Entendemos que a melhor resposta para coibir o aumento do mercado ilegal de cigarros é a implementação plena do Protocolo para eliminar o mercado ilegal de produtos de tabaco conforme proposto pela Convenção-Quadro Para o Controle do Tabaco associada à ampliação do acesso ao tratamento para deixar de fumar e à intensificação das ações para prevenir a iniciação de crianças e adolescentes nos estados de fronteiras e nas populações de menor renda e escolaridade.
É importante que o Brasil reveja sua política tributária sobre produtos de tabaco não reduzindo o imposto sobre produtos industrializados (IPI) mas, pelo contrário, aumentando este imposto, bem como os preços mínimos dos cigarros, o que certamente reduzirá mais ainda a prevalência de fumantes, sejam consumidores de cigarros vendidos legalmente, sejam consumidores de cigarros ilegais. Com isto, se reduzirá a carga de doenças relacionadas sobre o sistema de saúde e previdência e o grande prejuízo econômico que essa atividade causa para o Brasil.
Incentivamos o fortalecimento das ações de ambientes livres da fumaça de tabaco; a consolidação de advertências sobre os malefícios do tabagismo nas embalagens e publicidade dos maços de cigarros; a conscientização da sociedade sobre o impacto negativo do tabagismo e a restrição à propaganda de produtos de tabaco. Além disso, é fundamental que estas medidas sejam acompanhadas de monitoramento constante.
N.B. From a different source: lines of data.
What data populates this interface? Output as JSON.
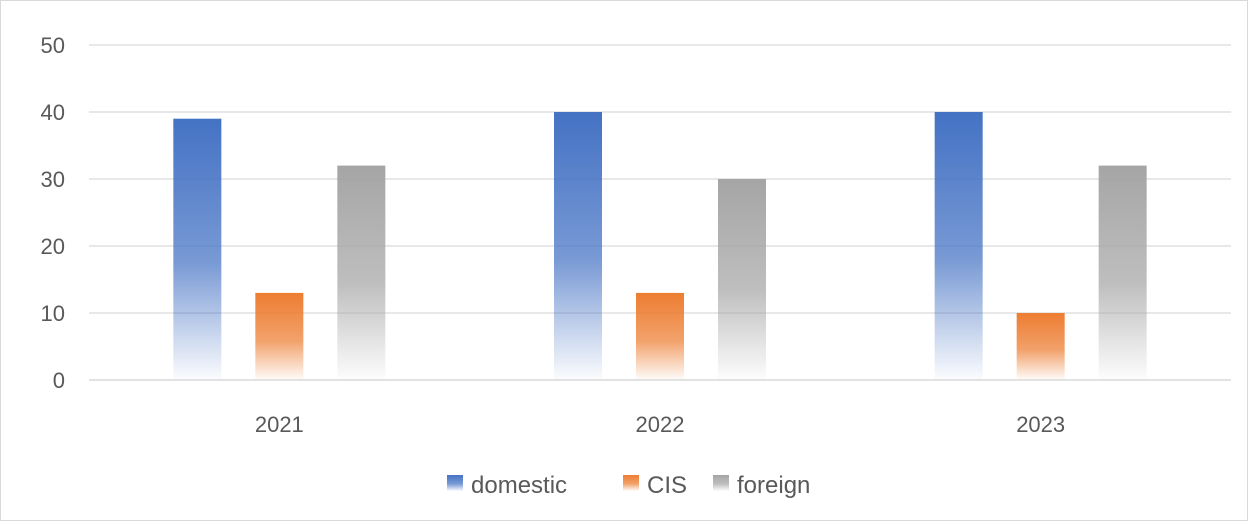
{
  "chart_data": {
    "type": "bar",
    "categories": [
      "2021",
      "2022",
      "2023"
    ],
    "series": [
      {
        "name": "domestic",
        "values": [
          39,
          40,
          40
        ],
        "color": "#4472c4"
      },
      {
        "name": "CIS",
        "values": [
          13,
          13,
          10
        ],
        "color": "#ed7d31"
      },
      {
        "name": "foreign",
        "values": [
          32,
          30,
          32
        ],
        "color": "#a5a5a5"
      }
    ],
    "y_ticks": [
      "0",
      "10",
      "20",
      "30",
      "40",
      "50"
    ],
    "ylim": [
      0,
      50
    ],
    "grid": true,
    "legend_position": "bottom",
    "fill_style": "gradient-fade-to-white"
  }
}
Por reconhecermos o histórico de sucesso da Política Nacional de Controle do Tabagismo apelamos às autoridades competentes que revejam as medidas propostas, aumentando os preços e tributos do tabaco e eliminando o comércio ilegal de cigarros no país. Enfraquecer esta política significa mais mortes, sofrimentos e custos de saúde para a sociedade.
¹GBD 2015 Tobacco Collaborators. Smoking prevalence and attributable disease burden in 195 countries and territories. The Lancet. 2017;386:1885-1905.
² Szklo AS et al. Smokers in Brazil: who are they? Tob Control. 2016;25:564-70.
³ Estudo Carga de doença atribuível ao uso do tabaco no Brasil e potencial no impacto no aumento de preços por meio de impostos. INCA, 2018.
4 Szklo AS et al. Update and extension of the Brazil SimSmoke model to estimate the health impact of cigarette smoking by pregnant women in Brazil. Cad Saúde Pública. 2017;13(12):e00207416.